The now-exhausted U.S. clunkers program, which was inspired by the programs in France and other European markets, drove a rush into dealerships in July and August.

More than 690,000 vehicles were scrapped in the United States for taxpayer-funded credits of up to $4,500 as consumers took advantage to drop gas-guzzling trucks and SUVs.

On an annualized basis, industry-wide U.S. sales topped 14 million units, according to Autodata. That was up from 13.6 million a year earlier but still far below the 16 million range that had been seen as the bottom for the market until 2007.


The winners in the U.S. incentive program were major Asian automakers and Ford, which benefited from a stronger lineup of smaller cars and crossover vehicles, analysts said.

Ford, the only U.S. automaker to avoid a federally sponsored bankruptcy, posted its second consecutive monthly sales gain and said signs of a recovery in truck demand pointed toward a broader recovery in the economy.

The No. 2 U.S. automaker said it had taken market share and reported the first increase in sales of its market-leading F-Series pickup trucks in almost three years.

Pickup trucks like Ford F-150 are widely used in the U.S. construction industry.

Pickup sales have dropped sharply in recent years on a combination of high gas prices, tight credit and the slowdown in home building.

But Ford chief sales analyst George Pipas said the rise in pickup truck sales appeared to reflect some increased spending on construction -- including projects funded by federal stimulus spending -- and steadier consumer confidence.

Even with an expected drop in demand after the clunkers program, Ford expects U.S. industry sales to be better in the last few months of the year than they were during the first half.

Toyota also said it saw signs of improvement in the U.S. economy and could raise its forecast for industry-wide demand in 2010.

We see some drop-off in September, but we are starting to see concrete signs of automotive recovery moving into the fourth quarter, said Bob Carter, Toyota's manager of its main brand in the United States.

Automakers that lost share said they had been hurt by unfavorable comparisons to strong sales a year ago and in some cases shortages of cars to sell on dealer lots.

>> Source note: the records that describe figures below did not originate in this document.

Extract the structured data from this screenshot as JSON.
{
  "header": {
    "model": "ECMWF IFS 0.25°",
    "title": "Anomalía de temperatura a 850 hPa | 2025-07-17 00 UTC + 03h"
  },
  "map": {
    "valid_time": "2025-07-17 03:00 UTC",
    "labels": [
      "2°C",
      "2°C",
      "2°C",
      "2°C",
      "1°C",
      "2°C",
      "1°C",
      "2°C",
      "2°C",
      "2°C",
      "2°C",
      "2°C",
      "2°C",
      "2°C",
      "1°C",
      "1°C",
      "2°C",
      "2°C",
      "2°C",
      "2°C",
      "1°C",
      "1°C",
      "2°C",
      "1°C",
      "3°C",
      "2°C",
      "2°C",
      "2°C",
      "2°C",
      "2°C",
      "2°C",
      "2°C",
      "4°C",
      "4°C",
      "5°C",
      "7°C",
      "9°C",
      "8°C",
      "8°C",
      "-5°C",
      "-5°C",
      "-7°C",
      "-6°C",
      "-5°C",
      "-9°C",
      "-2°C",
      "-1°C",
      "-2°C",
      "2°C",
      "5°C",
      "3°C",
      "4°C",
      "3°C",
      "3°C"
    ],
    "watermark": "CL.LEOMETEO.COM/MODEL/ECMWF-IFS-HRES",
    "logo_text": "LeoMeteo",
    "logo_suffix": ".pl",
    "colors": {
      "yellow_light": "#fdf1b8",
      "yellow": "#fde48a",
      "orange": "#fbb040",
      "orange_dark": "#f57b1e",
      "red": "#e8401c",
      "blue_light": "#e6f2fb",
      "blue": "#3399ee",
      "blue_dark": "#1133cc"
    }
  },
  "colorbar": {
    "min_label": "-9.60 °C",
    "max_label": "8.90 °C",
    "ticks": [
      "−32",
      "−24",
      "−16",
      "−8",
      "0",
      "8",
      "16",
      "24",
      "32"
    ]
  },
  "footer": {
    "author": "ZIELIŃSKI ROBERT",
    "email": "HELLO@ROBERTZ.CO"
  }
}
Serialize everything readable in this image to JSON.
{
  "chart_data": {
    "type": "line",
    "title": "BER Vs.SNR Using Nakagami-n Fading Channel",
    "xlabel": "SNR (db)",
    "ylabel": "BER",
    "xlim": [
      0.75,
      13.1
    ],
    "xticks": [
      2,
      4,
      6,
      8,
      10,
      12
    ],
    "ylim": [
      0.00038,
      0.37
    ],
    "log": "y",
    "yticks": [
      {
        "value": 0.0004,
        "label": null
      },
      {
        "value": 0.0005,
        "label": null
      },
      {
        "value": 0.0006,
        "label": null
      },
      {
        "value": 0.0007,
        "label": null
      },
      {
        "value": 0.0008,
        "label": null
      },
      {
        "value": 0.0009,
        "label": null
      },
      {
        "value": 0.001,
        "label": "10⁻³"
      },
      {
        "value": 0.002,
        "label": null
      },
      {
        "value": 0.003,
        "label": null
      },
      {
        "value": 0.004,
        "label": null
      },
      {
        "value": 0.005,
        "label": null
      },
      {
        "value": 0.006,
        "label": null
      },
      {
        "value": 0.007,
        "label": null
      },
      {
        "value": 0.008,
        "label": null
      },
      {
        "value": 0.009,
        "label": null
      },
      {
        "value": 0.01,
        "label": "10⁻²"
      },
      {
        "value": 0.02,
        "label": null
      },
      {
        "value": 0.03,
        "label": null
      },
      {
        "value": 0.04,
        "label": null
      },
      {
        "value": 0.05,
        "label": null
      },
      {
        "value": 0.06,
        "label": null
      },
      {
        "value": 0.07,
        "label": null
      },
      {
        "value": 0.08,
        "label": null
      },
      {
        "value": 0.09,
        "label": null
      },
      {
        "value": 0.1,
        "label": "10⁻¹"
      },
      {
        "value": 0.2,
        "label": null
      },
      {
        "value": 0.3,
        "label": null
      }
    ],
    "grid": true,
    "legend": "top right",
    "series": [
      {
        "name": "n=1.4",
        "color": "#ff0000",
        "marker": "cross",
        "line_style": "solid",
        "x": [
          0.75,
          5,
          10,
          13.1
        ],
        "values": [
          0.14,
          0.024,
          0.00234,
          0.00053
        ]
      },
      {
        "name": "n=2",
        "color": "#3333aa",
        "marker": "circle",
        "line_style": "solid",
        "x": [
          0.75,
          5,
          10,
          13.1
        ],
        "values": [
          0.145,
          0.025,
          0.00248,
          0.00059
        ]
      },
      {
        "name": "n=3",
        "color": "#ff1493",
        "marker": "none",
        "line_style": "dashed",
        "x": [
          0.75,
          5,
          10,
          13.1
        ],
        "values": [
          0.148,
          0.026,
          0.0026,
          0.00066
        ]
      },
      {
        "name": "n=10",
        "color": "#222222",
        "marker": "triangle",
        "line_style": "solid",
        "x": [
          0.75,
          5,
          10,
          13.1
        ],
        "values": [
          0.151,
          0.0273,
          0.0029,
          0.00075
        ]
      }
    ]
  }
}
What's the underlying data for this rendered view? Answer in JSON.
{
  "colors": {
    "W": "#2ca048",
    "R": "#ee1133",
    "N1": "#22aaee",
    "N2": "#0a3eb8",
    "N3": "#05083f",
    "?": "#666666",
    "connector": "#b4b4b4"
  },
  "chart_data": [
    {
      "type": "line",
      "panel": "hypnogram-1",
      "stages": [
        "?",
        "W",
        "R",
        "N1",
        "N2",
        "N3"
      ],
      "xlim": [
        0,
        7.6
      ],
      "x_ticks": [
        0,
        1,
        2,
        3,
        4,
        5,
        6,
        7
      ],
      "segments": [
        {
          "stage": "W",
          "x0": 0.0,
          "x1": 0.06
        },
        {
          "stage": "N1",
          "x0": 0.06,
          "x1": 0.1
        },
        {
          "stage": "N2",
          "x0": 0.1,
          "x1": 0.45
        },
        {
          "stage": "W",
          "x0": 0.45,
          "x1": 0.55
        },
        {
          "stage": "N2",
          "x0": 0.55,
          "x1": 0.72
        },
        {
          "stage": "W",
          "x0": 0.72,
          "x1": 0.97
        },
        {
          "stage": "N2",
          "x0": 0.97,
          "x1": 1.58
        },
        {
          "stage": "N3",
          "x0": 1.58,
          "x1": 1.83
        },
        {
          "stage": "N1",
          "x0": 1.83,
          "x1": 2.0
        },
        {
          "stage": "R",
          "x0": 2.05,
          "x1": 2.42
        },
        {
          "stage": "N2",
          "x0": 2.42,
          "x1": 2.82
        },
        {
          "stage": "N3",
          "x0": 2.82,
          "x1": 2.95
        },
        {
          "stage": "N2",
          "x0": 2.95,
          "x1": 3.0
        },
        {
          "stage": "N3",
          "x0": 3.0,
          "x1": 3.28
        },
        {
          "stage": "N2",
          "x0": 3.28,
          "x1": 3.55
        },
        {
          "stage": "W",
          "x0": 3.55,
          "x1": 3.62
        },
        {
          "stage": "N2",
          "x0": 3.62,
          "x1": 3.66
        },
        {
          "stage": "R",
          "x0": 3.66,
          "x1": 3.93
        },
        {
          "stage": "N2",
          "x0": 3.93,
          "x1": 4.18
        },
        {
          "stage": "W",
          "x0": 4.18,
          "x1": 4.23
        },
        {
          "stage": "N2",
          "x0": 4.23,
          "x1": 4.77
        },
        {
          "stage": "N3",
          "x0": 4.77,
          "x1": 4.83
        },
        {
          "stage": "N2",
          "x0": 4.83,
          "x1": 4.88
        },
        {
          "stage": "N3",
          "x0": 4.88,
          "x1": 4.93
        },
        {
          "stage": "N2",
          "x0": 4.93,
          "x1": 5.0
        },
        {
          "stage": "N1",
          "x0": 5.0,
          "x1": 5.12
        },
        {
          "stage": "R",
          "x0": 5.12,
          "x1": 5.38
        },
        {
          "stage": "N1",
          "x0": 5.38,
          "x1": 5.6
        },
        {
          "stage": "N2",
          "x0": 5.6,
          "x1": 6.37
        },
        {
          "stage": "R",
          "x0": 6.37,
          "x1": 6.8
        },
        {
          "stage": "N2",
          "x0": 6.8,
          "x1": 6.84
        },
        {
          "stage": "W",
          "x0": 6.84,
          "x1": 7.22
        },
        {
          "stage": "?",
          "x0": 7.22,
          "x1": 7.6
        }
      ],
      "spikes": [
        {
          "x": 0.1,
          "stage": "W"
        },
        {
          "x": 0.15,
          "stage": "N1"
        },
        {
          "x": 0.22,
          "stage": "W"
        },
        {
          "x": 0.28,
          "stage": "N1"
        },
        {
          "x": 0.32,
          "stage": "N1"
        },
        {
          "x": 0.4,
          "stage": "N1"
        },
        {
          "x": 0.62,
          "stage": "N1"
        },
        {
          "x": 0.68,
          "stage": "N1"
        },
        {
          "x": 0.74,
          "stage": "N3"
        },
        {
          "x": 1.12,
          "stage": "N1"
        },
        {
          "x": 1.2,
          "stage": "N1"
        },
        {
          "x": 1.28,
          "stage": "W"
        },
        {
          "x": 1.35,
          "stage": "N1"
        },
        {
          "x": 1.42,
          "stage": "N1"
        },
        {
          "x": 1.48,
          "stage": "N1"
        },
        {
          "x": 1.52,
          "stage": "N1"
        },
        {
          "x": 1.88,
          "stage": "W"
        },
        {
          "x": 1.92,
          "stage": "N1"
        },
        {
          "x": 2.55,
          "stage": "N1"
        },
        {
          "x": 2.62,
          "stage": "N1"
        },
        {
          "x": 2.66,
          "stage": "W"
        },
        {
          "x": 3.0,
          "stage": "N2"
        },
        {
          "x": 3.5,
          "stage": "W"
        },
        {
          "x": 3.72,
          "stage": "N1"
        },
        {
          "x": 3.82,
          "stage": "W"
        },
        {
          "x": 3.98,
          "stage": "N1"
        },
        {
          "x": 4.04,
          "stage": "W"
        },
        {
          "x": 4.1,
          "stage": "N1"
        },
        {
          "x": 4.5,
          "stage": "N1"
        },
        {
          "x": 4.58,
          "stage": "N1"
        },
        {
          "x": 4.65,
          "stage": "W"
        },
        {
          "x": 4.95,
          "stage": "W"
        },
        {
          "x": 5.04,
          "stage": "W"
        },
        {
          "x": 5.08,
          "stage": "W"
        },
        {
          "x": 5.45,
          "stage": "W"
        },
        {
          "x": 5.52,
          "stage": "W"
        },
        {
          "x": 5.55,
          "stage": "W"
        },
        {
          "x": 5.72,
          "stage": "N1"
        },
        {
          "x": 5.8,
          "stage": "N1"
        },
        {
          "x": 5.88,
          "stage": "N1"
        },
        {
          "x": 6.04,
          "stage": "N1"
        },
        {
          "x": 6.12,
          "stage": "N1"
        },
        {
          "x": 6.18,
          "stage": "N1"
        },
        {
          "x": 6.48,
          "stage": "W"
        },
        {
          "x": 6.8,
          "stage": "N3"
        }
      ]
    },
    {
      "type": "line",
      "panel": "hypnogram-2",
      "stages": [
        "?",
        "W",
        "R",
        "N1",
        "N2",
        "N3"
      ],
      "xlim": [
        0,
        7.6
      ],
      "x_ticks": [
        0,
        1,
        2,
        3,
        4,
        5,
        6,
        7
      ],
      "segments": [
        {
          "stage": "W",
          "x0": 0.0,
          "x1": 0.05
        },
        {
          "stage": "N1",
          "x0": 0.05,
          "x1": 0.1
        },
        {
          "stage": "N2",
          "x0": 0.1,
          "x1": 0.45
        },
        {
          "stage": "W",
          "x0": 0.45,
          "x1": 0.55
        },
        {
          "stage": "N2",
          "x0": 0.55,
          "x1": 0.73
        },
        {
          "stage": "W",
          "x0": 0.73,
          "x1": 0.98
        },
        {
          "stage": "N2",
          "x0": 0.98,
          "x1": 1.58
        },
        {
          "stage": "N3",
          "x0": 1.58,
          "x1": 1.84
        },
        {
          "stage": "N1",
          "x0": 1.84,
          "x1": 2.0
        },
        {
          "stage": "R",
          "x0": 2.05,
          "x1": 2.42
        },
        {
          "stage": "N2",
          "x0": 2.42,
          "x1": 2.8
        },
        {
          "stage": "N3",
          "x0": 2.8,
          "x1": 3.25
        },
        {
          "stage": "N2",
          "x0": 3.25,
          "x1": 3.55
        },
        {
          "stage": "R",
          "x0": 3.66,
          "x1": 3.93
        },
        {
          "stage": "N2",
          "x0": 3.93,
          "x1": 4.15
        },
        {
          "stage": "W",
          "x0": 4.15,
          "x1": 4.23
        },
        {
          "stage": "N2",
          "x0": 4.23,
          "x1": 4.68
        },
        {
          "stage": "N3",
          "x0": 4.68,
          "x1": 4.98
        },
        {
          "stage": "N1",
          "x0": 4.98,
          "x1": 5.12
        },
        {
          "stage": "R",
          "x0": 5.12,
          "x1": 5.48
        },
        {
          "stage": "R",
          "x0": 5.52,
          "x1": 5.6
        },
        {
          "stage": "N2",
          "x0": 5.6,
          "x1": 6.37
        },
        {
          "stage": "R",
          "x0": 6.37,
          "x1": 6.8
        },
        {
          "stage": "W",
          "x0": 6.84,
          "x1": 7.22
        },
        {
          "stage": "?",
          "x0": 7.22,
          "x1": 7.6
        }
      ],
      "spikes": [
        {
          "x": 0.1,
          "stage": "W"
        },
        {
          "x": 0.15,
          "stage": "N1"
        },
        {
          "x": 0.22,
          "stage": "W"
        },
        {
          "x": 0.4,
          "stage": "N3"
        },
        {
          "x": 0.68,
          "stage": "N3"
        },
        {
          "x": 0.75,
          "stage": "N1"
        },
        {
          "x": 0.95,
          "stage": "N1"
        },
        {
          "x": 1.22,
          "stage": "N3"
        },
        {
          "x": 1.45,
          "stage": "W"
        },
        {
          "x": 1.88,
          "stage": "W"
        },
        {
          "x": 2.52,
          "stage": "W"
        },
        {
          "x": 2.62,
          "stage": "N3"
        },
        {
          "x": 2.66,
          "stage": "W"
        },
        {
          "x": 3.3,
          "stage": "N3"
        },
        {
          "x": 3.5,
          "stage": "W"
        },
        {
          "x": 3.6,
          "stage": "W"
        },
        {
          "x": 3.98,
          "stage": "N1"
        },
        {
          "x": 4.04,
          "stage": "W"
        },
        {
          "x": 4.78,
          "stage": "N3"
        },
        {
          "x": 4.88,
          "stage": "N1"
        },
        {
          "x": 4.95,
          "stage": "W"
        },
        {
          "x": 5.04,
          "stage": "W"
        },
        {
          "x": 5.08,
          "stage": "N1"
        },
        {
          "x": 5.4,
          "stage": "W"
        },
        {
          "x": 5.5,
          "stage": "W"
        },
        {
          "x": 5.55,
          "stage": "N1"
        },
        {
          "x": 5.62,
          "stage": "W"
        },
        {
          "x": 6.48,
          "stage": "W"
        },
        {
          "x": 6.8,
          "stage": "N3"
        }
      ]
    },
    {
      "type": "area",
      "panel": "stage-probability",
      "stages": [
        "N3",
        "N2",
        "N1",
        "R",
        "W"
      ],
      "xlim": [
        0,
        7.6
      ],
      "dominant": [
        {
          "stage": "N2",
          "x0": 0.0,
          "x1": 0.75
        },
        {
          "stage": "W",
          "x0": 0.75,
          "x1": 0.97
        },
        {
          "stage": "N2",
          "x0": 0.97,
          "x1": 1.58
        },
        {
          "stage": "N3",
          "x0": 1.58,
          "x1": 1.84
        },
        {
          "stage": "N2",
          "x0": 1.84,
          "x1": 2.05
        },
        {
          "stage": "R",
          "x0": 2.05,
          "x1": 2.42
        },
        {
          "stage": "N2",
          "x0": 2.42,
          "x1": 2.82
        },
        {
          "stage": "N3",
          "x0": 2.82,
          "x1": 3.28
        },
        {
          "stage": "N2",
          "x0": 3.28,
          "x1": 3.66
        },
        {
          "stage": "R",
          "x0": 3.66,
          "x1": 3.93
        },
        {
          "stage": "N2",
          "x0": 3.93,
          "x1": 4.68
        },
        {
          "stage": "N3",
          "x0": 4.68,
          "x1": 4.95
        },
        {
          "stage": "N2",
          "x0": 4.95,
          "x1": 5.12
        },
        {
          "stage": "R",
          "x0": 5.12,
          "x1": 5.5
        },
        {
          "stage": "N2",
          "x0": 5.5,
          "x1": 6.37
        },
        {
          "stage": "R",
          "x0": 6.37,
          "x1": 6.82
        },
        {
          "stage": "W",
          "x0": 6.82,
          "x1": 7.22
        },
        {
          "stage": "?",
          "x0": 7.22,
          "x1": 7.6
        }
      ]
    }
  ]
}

GM said part of the reason for the sharp decline in its sales was the comparison to stronger sales a year earlier when a GM employee pricing promotion generated a strong results.

Nissan Motor Co sales fell almost 3 percent from record results in August a year earlier.

Chrysler, now under control of Italy's Fiat, said it had lost potential sales when dealers ran short on some models after it shut down all of its production during a bankruptcy process that ended in June.


Car registrations in Italy were up almost 9 percent in August, including a rise of roughly 11 percent for Fiat.

In Europe, carmakers have called for a gradual phasing out of government sales incentives. French Economy Minister Christine Lagarde said the program there would continue for another two years in 2010 and 2011.

For August, France's biggest carmaker, PSA Peugeot Citroen, saw a 17 percent increase in group sales in August. Renault group sales rose 11 percent.

Spanish car sales stabilized in August after 16 months of declines. Car sales for Germany, Europe's biggest market, are due on Wednesday.